I grew up in a very small town in India, in a house with no running water or bathroom.
When I was a teenager, I was a poor student. The safe bet would have been to coast through high school with mediocre grades and, upon graduation, simply eke out a living.
Instead, my father came up with what at first seemed a pie-in-the-sky proposal: Forget about the grades. Instead, devote every waking moment to trying to ace the admission exam for India’s top colleges.
It was a Hail Mary. And it worked. After much trial and tribulation that included initial rejections from the country’s state universities, a letter arrived from the Indian Institute of Technology (IIT), the country’s most competitive and prestigious college system.
One can draw some obvious lessons from my experience such as the importance of dreaming big, or perseverance, or heeding a father’s wisdom. But the path my father and I chose also colors my view today on an ever-critical business topic: risk.
Aiming for success on the college admission exam despite my apparent lack of academic potential represented a personal risk (one that others in our town found perplexing), but it really wasn’t much different than the big bets that businesses place every day. Risk and commerce have always been inextricably intertwined. After all, just about anything that brings a return—investing, starting a company, launching a new product—is inherently risky.
Experts often tell us that the best kind of risk is calculated risk. Smart entrepreneurs, we are told, are able to process information and determine the probability of success or failure before deciding whether the risk is worth undertaking.
Was my unorthodox course of action in high school a calculated risk?
Not in my mind. I think it was more a bold attempt to achieve a colossal outcome when I had little else to lose. I was pretty much on a dead-end road regardless of whether I stayed in high school or not. I needed to take a transformational risk to change my future.
I’m not a fan of calculated risk, either the term or the practice. To me, it sounds like a half measure rather than shooting for the stars.
Calculated risk also sounds like an oxymoron.
First, if risk truly could be calculated, it wouldn’t be risk. Risk is by nature uncertain, which makes it extraordinarily difficult if not impossible to enumerate, especially in a startup where so many variables about the technology and the market may not be known.
Second, if risk could be calculated, no one would ever take one. Why would any sane person start a company when nine out of 10 fail? Why would I have sought admission to IIT when the acceptance rate is less than 2 percent?
So how should leaders approach risk?
The first step should be to maximize risk, not shying away from it. To create growth in a startup, for instance, the earlier years should be filled with big risks for enormous results. And, yes, that’s true even in times of economic uncertainty. In fact, given the major companies born during downturns (Microsoft, Disney, FedEx, Uber, on and on), maybe it’s more true.

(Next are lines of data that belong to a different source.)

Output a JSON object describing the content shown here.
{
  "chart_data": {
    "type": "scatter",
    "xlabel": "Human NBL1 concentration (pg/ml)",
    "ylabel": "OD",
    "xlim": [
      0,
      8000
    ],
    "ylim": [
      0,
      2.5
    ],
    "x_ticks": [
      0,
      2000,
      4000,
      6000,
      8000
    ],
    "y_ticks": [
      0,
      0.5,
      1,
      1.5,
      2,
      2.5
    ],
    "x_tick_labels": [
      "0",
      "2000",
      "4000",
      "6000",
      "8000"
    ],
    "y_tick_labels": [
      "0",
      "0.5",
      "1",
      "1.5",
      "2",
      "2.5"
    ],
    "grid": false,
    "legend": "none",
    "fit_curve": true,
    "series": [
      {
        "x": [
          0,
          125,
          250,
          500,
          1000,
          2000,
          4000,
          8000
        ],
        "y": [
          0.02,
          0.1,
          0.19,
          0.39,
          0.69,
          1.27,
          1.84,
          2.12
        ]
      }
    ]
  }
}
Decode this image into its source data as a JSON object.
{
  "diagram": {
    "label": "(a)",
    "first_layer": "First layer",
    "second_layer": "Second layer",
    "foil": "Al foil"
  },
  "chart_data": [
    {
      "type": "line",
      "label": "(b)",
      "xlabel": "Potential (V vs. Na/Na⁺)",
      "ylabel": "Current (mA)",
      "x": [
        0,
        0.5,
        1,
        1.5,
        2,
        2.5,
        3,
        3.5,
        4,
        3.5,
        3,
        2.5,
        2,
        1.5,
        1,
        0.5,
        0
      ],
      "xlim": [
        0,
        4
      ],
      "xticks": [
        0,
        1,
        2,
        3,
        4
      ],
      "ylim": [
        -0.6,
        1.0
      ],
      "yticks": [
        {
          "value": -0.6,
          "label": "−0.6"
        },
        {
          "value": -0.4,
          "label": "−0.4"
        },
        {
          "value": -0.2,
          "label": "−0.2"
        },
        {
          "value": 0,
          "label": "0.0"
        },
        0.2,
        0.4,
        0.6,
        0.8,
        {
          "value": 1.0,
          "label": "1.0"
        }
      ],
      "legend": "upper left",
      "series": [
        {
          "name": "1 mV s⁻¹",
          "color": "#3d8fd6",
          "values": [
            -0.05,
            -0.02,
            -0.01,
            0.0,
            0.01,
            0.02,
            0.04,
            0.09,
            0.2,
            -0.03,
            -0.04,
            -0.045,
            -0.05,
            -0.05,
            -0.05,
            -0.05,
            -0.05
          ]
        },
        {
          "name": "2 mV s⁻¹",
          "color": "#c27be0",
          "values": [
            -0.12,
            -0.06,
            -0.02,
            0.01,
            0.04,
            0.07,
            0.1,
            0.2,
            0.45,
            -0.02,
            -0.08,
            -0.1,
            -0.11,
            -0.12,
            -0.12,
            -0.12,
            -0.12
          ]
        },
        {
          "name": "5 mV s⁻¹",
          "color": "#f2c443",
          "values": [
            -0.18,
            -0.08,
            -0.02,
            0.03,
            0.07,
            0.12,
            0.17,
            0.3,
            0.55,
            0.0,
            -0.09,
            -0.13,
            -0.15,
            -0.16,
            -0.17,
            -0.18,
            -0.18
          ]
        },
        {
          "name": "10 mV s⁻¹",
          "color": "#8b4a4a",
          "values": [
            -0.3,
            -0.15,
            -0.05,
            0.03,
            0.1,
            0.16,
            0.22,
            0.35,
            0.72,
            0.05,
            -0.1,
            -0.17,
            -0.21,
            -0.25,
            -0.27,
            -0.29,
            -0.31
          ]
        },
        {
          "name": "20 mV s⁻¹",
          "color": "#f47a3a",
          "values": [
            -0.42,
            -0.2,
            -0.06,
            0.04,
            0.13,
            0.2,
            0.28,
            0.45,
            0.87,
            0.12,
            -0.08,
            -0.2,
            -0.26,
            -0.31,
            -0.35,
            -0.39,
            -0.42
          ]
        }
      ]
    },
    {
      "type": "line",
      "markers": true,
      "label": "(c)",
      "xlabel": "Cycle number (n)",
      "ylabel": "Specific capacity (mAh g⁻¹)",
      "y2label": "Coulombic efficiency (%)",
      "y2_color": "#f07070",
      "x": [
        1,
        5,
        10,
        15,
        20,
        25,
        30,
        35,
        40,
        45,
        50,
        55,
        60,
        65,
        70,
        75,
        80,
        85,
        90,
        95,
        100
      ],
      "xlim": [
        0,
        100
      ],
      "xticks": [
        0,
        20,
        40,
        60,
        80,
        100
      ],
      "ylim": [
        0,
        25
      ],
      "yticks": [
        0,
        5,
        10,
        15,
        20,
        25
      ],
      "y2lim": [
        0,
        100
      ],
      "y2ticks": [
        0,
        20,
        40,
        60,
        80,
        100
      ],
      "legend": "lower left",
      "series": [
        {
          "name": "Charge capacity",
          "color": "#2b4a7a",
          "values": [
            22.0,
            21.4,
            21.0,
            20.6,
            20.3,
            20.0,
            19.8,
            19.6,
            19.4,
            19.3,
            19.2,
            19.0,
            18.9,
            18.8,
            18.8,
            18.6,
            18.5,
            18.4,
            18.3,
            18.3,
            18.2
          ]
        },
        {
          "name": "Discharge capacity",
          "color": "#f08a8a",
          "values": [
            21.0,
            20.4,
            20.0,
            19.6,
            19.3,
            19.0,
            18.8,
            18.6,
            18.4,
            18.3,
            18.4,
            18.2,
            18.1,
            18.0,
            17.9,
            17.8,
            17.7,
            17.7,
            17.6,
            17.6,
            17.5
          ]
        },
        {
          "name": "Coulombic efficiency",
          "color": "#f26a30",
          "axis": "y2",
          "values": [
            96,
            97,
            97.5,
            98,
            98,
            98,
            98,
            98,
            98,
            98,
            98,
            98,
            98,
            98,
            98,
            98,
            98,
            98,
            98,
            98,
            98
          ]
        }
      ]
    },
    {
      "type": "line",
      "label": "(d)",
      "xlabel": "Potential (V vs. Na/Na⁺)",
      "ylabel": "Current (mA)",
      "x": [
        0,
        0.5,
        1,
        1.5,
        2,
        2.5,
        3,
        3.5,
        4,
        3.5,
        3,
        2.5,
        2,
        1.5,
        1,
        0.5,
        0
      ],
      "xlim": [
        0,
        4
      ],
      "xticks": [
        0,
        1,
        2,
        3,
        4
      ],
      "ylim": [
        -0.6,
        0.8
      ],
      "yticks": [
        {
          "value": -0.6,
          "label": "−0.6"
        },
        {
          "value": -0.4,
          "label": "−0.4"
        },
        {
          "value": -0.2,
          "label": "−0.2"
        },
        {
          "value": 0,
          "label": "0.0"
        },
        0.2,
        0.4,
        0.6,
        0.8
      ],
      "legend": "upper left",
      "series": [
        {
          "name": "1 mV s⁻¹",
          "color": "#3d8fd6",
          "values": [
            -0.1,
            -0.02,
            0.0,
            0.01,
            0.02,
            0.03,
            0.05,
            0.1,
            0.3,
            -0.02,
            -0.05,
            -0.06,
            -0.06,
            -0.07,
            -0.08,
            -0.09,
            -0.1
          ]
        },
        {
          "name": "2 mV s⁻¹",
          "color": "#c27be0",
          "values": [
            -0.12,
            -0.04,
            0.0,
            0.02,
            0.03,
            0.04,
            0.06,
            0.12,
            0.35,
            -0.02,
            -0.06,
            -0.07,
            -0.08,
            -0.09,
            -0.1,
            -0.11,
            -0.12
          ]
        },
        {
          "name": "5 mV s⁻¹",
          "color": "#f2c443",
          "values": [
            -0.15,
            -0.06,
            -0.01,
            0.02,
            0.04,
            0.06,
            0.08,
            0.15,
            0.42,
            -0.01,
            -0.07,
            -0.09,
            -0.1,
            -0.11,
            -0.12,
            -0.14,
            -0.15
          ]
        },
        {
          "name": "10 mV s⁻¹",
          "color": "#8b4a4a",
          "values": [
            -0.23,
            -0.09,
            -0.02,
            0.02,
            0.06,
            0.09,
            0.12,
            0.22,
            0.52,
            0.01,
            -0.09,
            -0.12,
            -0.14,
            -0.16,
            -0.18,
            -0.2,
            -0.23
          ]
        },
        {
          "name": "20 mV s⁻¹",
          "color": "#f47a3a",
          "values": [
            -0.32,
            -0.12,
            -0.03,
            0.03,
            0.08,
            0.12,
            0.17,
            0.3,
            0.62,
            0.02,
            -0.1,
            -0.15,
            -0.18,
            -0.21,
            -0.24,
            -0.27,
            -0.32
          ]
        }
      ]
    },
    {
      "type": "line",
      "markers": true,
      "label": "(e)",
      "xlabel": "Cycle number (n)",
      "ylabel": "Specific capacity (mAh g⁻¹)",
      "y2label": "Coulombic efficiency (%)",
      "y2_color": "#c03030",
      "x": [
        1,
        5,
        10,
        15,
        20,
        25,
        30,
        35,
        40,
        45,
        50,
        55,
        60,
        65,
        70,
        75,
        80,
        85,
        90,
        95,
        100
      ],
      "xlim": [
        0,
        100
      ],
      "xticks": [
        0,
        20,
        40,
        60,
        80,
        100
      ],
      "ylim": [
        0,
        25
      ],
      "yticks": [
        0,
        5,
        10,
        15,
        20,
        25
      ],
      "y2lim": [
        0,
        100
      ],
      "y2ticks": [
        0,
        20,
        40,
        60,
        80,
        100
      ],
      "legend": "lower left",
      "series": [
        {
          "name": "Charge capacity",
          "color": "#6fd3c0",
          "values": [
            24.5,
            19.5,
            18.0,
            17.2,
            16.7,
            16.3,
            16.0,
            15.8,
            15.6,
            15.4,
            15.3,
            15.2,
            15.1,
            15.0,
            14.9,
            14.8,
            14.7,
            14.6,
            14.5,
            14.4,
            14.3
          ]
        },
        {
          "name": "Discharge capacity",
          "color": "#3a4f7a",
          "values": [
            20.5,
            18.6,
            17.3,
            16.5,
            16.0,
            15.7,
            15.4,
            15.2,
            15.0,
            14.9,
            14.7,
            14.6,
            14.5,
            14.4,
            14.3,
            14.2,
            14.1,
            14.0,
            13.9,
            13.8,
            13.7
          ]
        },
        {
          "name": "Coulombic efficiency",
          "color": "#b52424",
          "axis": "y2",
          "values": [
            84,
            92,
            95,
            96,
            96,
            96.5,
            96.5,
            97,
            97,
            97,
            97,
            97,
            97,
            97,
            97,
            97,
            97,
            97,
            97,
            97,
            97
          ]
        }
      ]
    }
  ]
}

Bold risk is the indispensable ingredient in fueling disruption. A startup is in the business of creating something out of nothing, and, like the young me, it has nothing to lose. And disruption can’t happen without a passion for taking chances.

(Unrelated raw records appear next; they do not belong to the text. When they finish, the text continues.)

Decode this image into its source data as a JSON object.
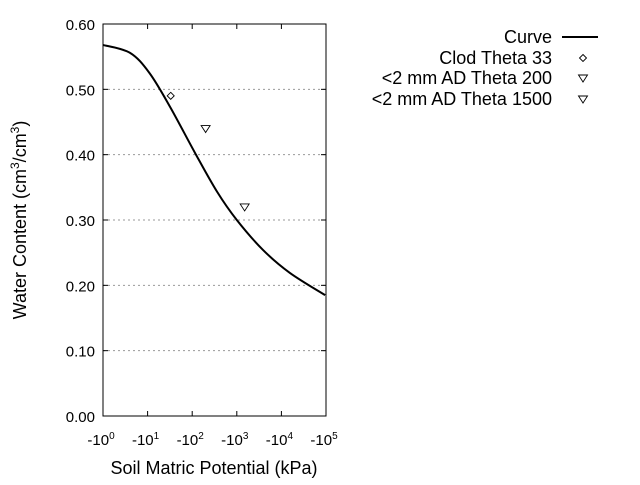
{
  "chart_data": {
    "type": "line",
    "title": "",
    "xlabel": "Soil Matric Potential (kPa)",
    "ylabel_main": "Water Content (cm",
    "ylabel_sup1": "3",
    "ylabel_mid": "/cm",
    "ylabel_sup2": "3",
    "ylabel_end": ")",
    "x_scale": "log (negative potential)",
    "xlim": [
      -1,
      -100000
    ],
    "ylim": [
      0,
      0.6
    ],
    "x_ticks": [
      {
        "base": "-10",
        "exp": "0"
      },
      {
        "base": "-10",
        "exp": "1"
      },
      {
        "base": "-10",
        "exp": "2"
      },
      {
        "base": "-10",
        "exp": "3"
      },
      {
        "base": "-10",
        "exp": "4"
      },
      {
        "base": "-10",
        "exp": "5"
      }
    ],
    "y_ticks": [
      "0.00",
      "0.10",
      "0.20",
      "0.30",
      "0.40",
      "0.50",
      "0.60"
    ],
    "grid": "horizontal dotted",
    "legend_position": "right",
    "series": [
      {
        "name": "Curve",
        "kind": "line",
        "color": "#000000",
        "x": [
          -1,
          -4,
          -11,
          -32,
          -115,
          -363,
          -1000,
          -3890,
          -15500,
          -95500
        ],
        "y": [
          0.568,
          0.556,
          0.525,
          0.473,
          0.403,
          0.343,
          0.3,
          0.254,
          0.219,
          0.185
        ]
      },
      {
        "name": "Clod Theta 33",
        "kind": "point",
        "marker": "diamond",
        "x": [
          -33
        ],
        "y": [
          0.49
        ]
      },
      {
        "name": "<2 mm AD Theta 200",
        "kind": "point",
        "marker": "triangle-down",
        "x": [
          -200
        ],
        "y": [
          0.44
        ]
      },
      {
        "name": "<2 mm AD Theta 1500",
        "kind": "point",
        "marker": "triangle-down",
        "x": [
          -1500
        ],
        "y": [
          0.32
        ]
      }
    ]
  }
}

The question around risk in new endeavors shouldn’t be what or how much but why.
That was our philosophy in the early days of our now-unicorn cybersecurity company, Rubrik. We decided to put 10% of the capital that we raised in every round toward the highest level of risk we could take. For example, when we had only $10 million in capital and our product was not even in beta, we committed $1 million to marketing.
Assuming that our product would come out in one year, we bought booths at global events, created marketing materials for a product that wasn’t even in alpha, and hired a sales team to create demand for the product. In other words, we invested ahead of reality to create growth and momentum.

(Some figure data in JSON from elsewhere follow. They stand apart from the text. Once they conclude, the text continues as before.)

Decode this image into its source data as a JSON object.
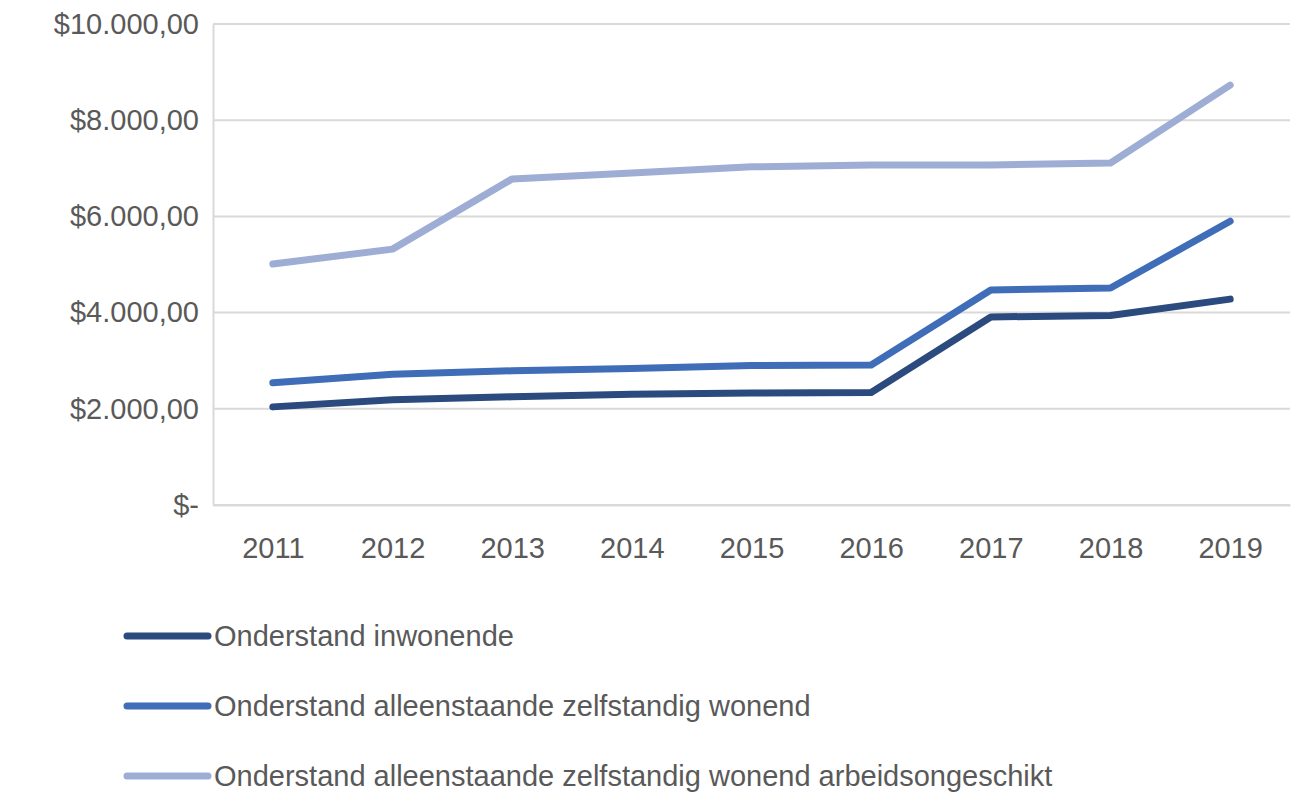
{
  "chart_data": {
    "type": "line",
    "categories": [
      "2011",
      "2012",
      "2013",
      "2014",
      "2015",
      "2016",
      "2017",
      "2018",
      "2019"
    ],
    "series": [
      {
        "name": "Onderstand inwonende",
        "color": "#2b4a7e",
        "values": [
          2040,
          2190,
          2250,
          2300,
          2330,
          2340,
          3910,
          3940,
          4280
        ]
      },
      {
        "name": "Onderstand alleenstaande zelfstandig wonend",
        "color": "#3f6db7",
        "values": [
          2540,
          2720,
          2790,
          2840,
          2900,
          2910,
          4470,
          4510,
          5900
        ]
      },
      {
        "name": "Onderstand alleenstaande zelfstandig wonend arbeidsongeschikt",
        "color": "#9dadd4",
        "values": [
          5010,
          5320,
          6780,
          6900,
          7030,
          7070,
          7070,
          7110,
          8730
        ]
      }
    ],
    "ylim": [
      0,
      10000
    ],
    "yticks": [
      {
        "value": 0,
        "label": "$-"
      },
      {
        "value": 2000,
        "label": "$2.000,00"
      },
      {
        "value": 4000,
        "label": "$4.000,00"
      },
      {
        "value": 6000,
        "label": "$6.000,00"
      },
      {
        "value": 8000,
        "label": "$8.000,00"
      },
      {
        "value": 10000,
        "label": "$10.000,00"
      }
    ],
    "grid": true,
    "legend": "bottom"
  }
}
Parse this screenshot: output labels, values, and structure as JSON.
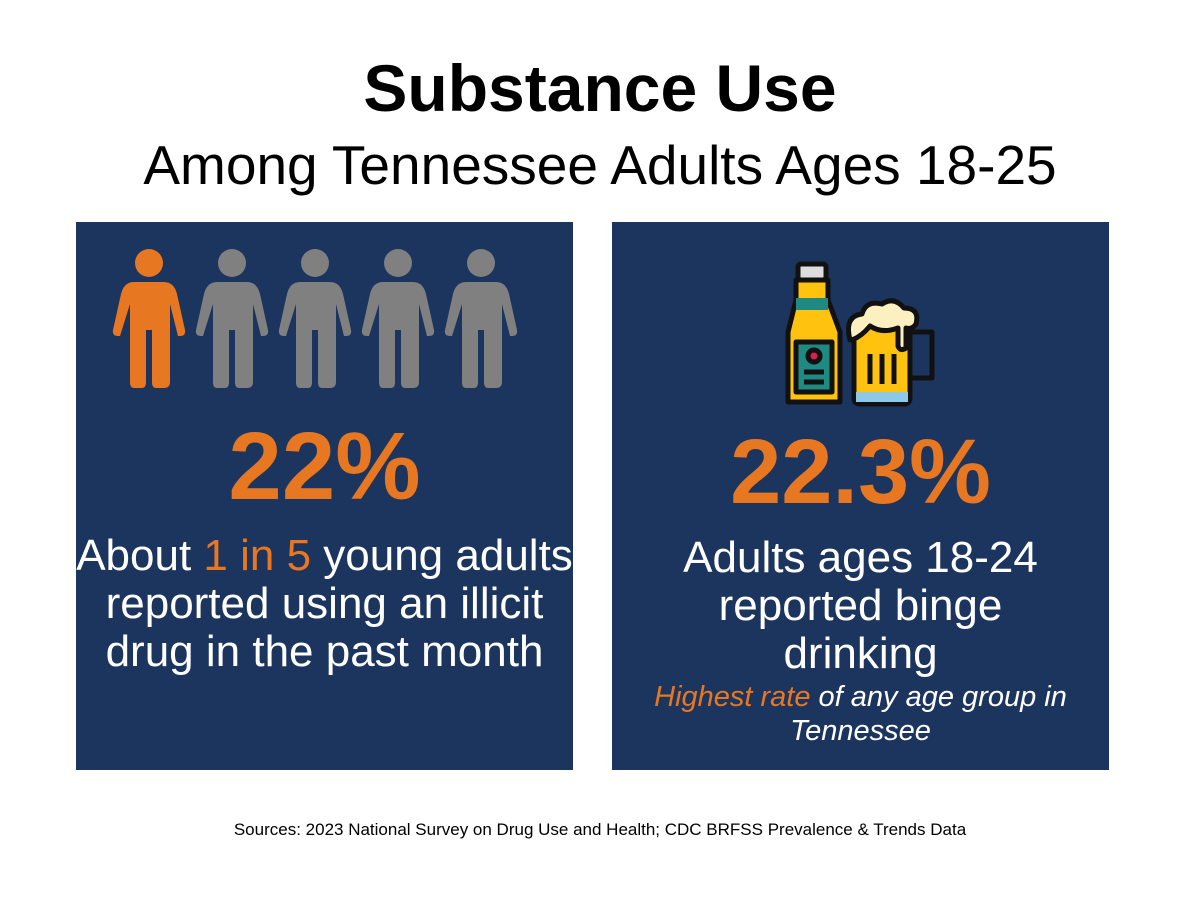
{
  "header": {
    "title": "Substance Use",
    "subtitle": "Among Tennessee Adults Ages 18-25"
  },
  "left_panel": {
    "icon": "person-icons-1-of-5-highlighted",
    "highlighted_count": 1,
    "total_count": 5,
    "stat": "22%",
    "text_before": "About ",
    "text_highlight": "1 in 5",
    "text_after": " young adults reported using an illicit drug in the past month"
  },
  "right_panel": {
    "icon": "beer-bottle-and-mug-icon",
    "stat": "22.3%",
    "text": "Adults ages 18-24 reported binge drinking",
    "note_highlight": "Highest rate",
    "note_rest": " of any age group in Tennessee"
  },
  "footer": {
    "sources": "Sources:  2023 National Survey on Drug Use and Health; CDC BRFSS Prevalence & Trends Data"
  },
  "colors": {
    "navy": "#1c355e",
    "orange": "#e87722",
    "gray": "#808080"
  }
}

The payoff in growth seemed well worth whatever risk was involved.
If we had asked too many questions about why these moves were risky, we might never have done them! Obsession with calculated risk can be a self-fulfilling prophecy. It’s a mistake to put the risk cart before the growth horse.
The second step is to gain a deeper understanding of risk factors that create roadblocks to growth and work relentlessly to eliminate them.
Everything the company does from this point on should be about reducing friction to achieving the big growth goals.
Yes, risk will shift as a company matures. At some point, the organization may even become large enough that it must make a mindset shift to protect the assets it has created and can’t continue taking risks in the same proportion. Risks should never be reckless, after all.
But while calculated risk implies that risk is something to be quantified and mitigated, it really should be thought of as something to be understood, so that the factors behind it can be mitigated. Risk isn’t really about the risk itself, but about the ability to live with uncertainty and ambiguity while relentlessly shaping a better future.
As an entrepreneur, I know that if I am getting up every morning and feeling consistent emotions, I’m not doing it right. Running a startup means that some days, I should feel like I’m flying, and on others, I should feel like I’m dying.
Rather than viewing risk as something that can be calculated in isolation, think of risk in a different way: as a group of factors that might need to be addressed but should never become their own reality and stand in the way of aiming high.
It bears remembering that the word risk comes from the early Italian risicare, which means “to dare.” Entrepreneurs and visionary leaders dare. They don’t calculate risk, they embrace it. As T. S. Eliot wrote, “Only those who will risk going too far can possibly find out how far one can go.”